Synergy scores revealed an excess response due to drug interaction, suggesting a mutation-driven mechanism. Overall, PML::RARα+ cells showed high sensitivity to this treatment, with reduced MCL-1 and BCL-xL expression in the presence of VTX + AZA. Their combination overwhelms antioxidant defenses, leading to mitochondrial damage and apoptosis.

These findings underscore the potential of this combination as a targeted therapy for relapsed or resistant APL. It is well known the association of fats and AML, in terms of epidemiology and clinic, since high body mass index (BMI) predispose to the disease and is associated with a more severe prognosis [9, 55]. Moreover, bone marrow adipocytes can support the survival and proliferation of AML blasts [56]. In the leukemic bone marrow microenvironment, AML blasts release cytokines able to stimulate hormone-sensitive lipases inducing lipolysis and FA release that can feed leukemic cells [57]. The increased risk of developing APL in subjects with high BMI is confirmed by a wide range of studies across different countries and populations with significantly different dietary regimens and prevalence of obesity [58]; an elevated BMI is associated also with a poor prognosis in APL [59]. As expected, the persistence of PML::RARα in ATO resistant clones relates to the great variability in their metabolic landscape and behavior when challenged with specific inhibitors. But over the differences, our data suggest that both ATO resistant clones: 1- rely to a higher extent to the β-oxidation of LCFA and 2- reactivate glycolysis as compared to control ATO sensitive NB4 cells and PR9 PML::RARα positive cells. We previously demonstrated that MCL-1 regulates glycolysis via direct interaction with Hexokinase2 [28], indicating MCL-1 inhibition by AZA as a possible mean to overcome resistance. Downregulating fatty acid uptake using CD36 inhibitor SSO inhibits growth of ATO resistant clones. These data suggest that targeting the fatty acid uptake may be a useful therapeutic strategy for resistant and relapsed APLs.

By characterizing for the first time the APL metabolic background, we demonstrate that PML::RARα inhibits glycolysis via AKT degradation, promotes TCA, and favors LCFA catabolism, exposing APL cells to strong dependency and vulnerabilities to OXPHOS inhibition. Selective dependence on OXPHOS, associated to low glycolytic capacity indicates BCL-2 inhibitors (VTX) plus AZA, the standard of care for patients with newly diagnosed AML unfitted for intensive chemotherapy [39], as a therapy for resistant and relapsed APL patients.
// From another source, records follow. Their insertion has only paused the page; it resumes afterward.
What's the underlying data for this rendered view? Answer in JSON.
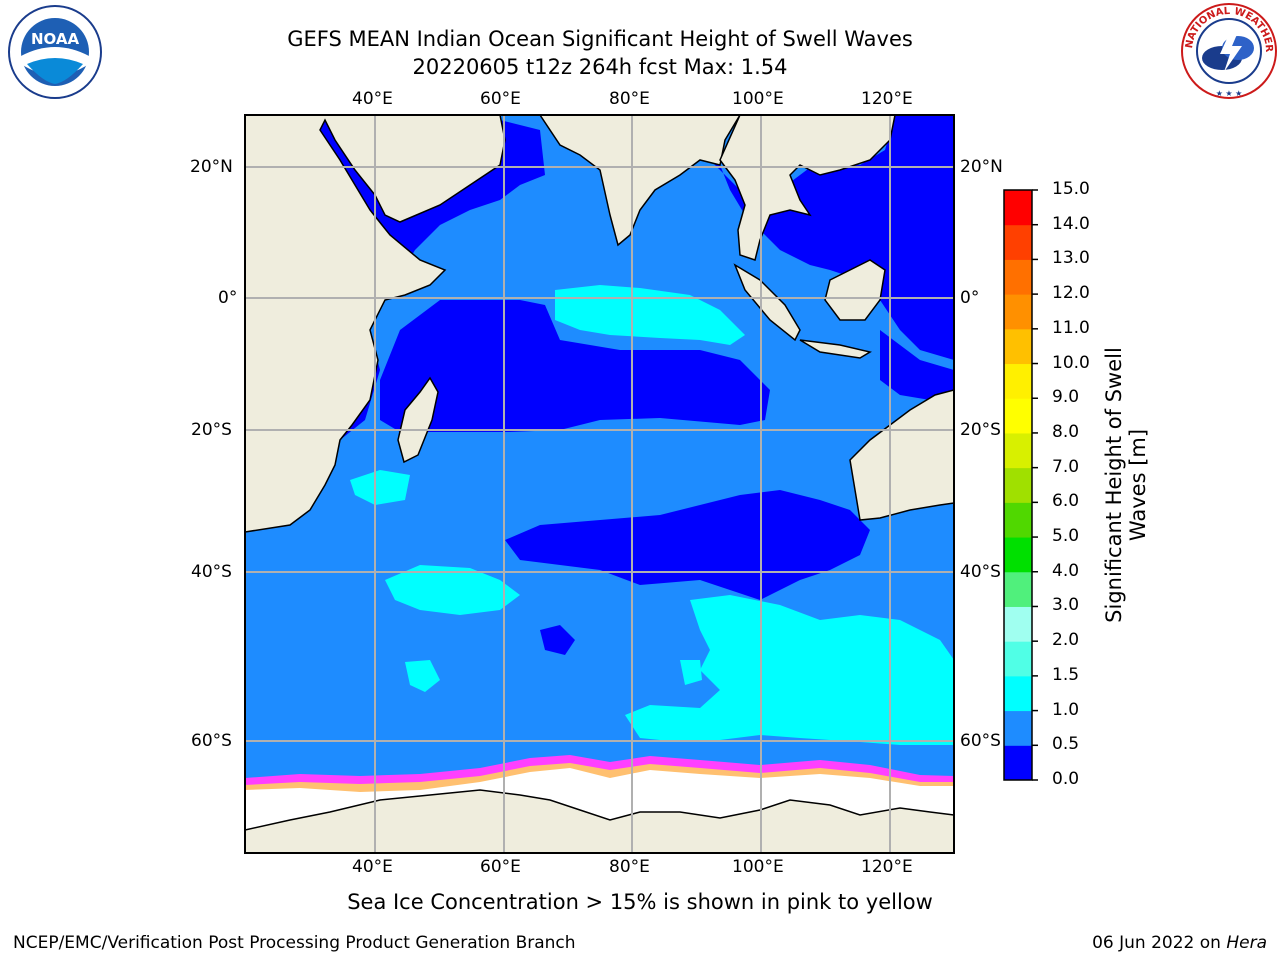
{
  "header": {
    "title_line1": "GEFS MEAN Indian Ocean Significant Height of Swell Waves",
    "title_line2": "20220605 t12z 264h fcst   Max: 1.54"
  },
  "logos": {
    "noaa_label": "NOAA",
    "nws_label": "NATIONAL WEATHER SERVICE"
  },
  "axes": {
    "top_lon_labels": [
      "40°E",
      "60°E",
      "80°E",
      "100°E",
      "120°E"
    ],
    "bottom_lon_labels": [
      "40°E",
      "60°E",
      "80°E",
      "100°E",
      "120°E"
    ],
    "left_lat_labels": [
      "20°N",
      "0°",
      "20°S",
      "40°S",
      "60°S"
    ],
    "right_lat_labels": [
      "20°N",
      "0°",
      "20°S",
      "40°S",
      "60°S"
    ]
  },
  "colorbar": {
    "label": "Significant Height of Swell Waves [m]",
    "label_line1": "Significant Height of Swell",
    "label_line2": "Waves [m]",
    "ticks": [
      "0.0",
      "0.5",
      "1.0",
      "1.5",
      "2.0",
      "3.0",
      "4.0",
      "5.0",
      "6.0",
      "7.0",
      "8.0",
      "9.0",
      "10.0",
      "11.0",
      "12.0",
      "13.0",
      "14.0",
      "15.0"
    ],
    "colors": [
      "#0000ff",
      "#1e8cff",
      "#00ffff",
      "#50ffe6",
      "#a0fff0",
      "#50f07c",
      "#00e000",
      "#50d800",
      "#a0e000",
      "#d8f000",
      "#ffff00",
      "#fff000",
      "#ffc000",
      "#ff9000",
      "#ff7000",
      "#ff4000",
      "#ff0000"
    ]
  },
  "map_colors": {
    "land": "#efeddd",
    "ice": "#ffffff",
    "ice_edge": [
      "#ff40ff",
      "#ff90b0",
      "#ffc070"
    ],
    "grid": "#b0b0b0"
  },
  "caption": "Sea Ice Concentration > 15% is shown in pink to yellow",
  "footer": {
    "left": "NCEP/EMC/Verification Post Processing Product Generation Branch",
    "right_date": "06 Jun 2022 on",
    "right_machine": "Hera"
  }
}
Our hypothesis is corroborated by previous studies reporting the in vitro sensitivity of APL blasts to BCL-2 inhibitors and the therapeutical efficacy of VTX in relapsed/resistant APL patients [47, 60]. We also directly characterized two NB4-ATO resistant cell lines and found enhanced LCFA catabolism and reactivation of glycolysis. In those cells VTX + AZA is a highly efficient therapy, and targeting CD36 function inhibits cells growth, indicating a possible role in association.
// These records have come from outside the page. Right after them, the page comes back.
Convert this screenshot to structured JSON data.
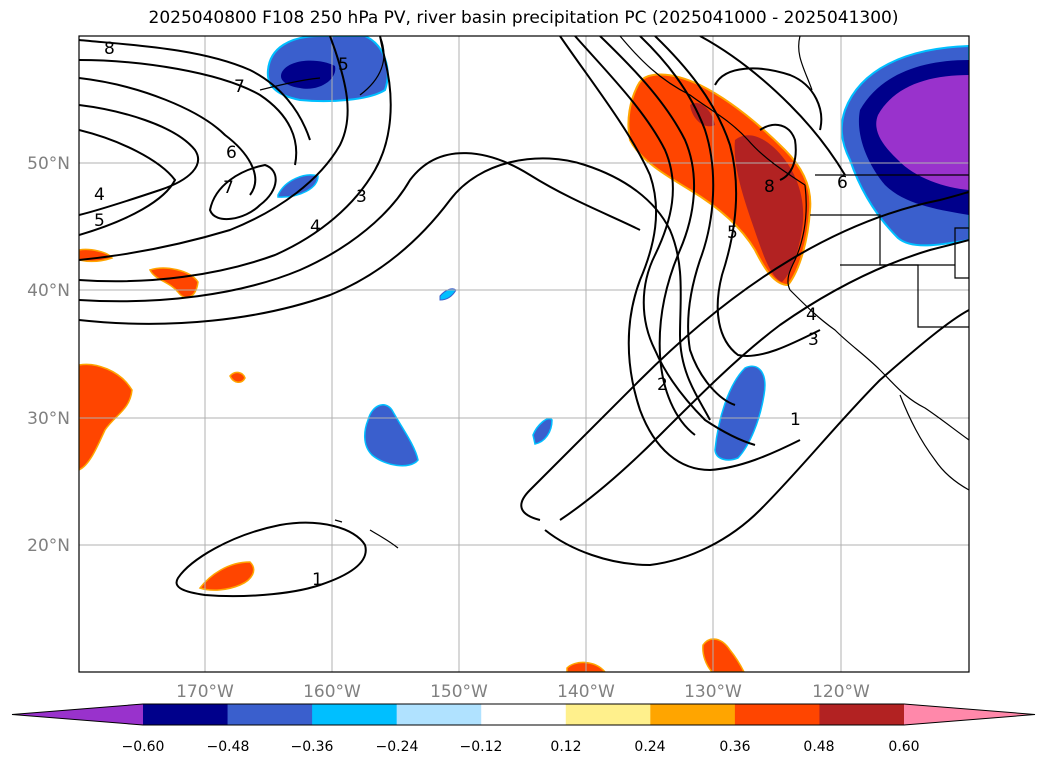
{
  "title": "2025040800 F108 250 hPa PV, river basin precipitation PC (2025041000 - 2025041300)",
  "lat_labels": [
    "50°N",
    "40°N",
    "30°N",
    "20°N"
  ],
  "lon_labels": [
    "170°W",
    "160°W",
    "150°W",
    "140°W",
    "130°W",
    "120°W"
  ],
  "contour_labels": [
    "8",
    "7",
    "6",
    "7",
    "4",
    "5",
    "5",
    "3",
    "4",
    "2",
    "1",
    "5",
    "8",
    "6",
    "4",
    "3",
    "1"
  ],
  "colorbar": {
    "ticks": [
      "−0.60",
      "−0.48",
      "−0.36",
      "−0.24",
      "−0.12",
      "0.12",
      "0.24",
      "0.36",
      "0.48",
      "0.60"
    ],
    "colors": [
      "#9932cc",
      "#00008b",
      "#3a5fcd",
      "#00bfff",
      "#b0e2ff",
      "#ffffff",
      "#fff08c",
      "#ffa500",
      "#ff4500",
      "#b22222",
      "#ff88aa"
    ]
  },
  "colors": {
    "contour": "#000000",
    "grid": "#b0b0b0",
    "coast": "#000000"
  }
}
VTX + AZA treatment may act through autophagy as well as apoptosis: pharmacological inhibition of autophagy with NH4Cl reversed the synergistic effect of VTX + AZA in PML:: RARα+ and control cells, converting it into strong antagonism, particularly in control cells. However, the less severe antagonism observed in PML:: RARα+ cells under these conditions implies that additional pro-death pathways may be engaged downstream of PML:: RARα + , partially compensating for the loss of autophagy. These results collectively suggest that functional autophagy is essential for the full cytotoxic synergy of VTX and AZA, and that PML:: RARα may prime cells for enhanced death through both autophagy-dependent and -independent mechanisms.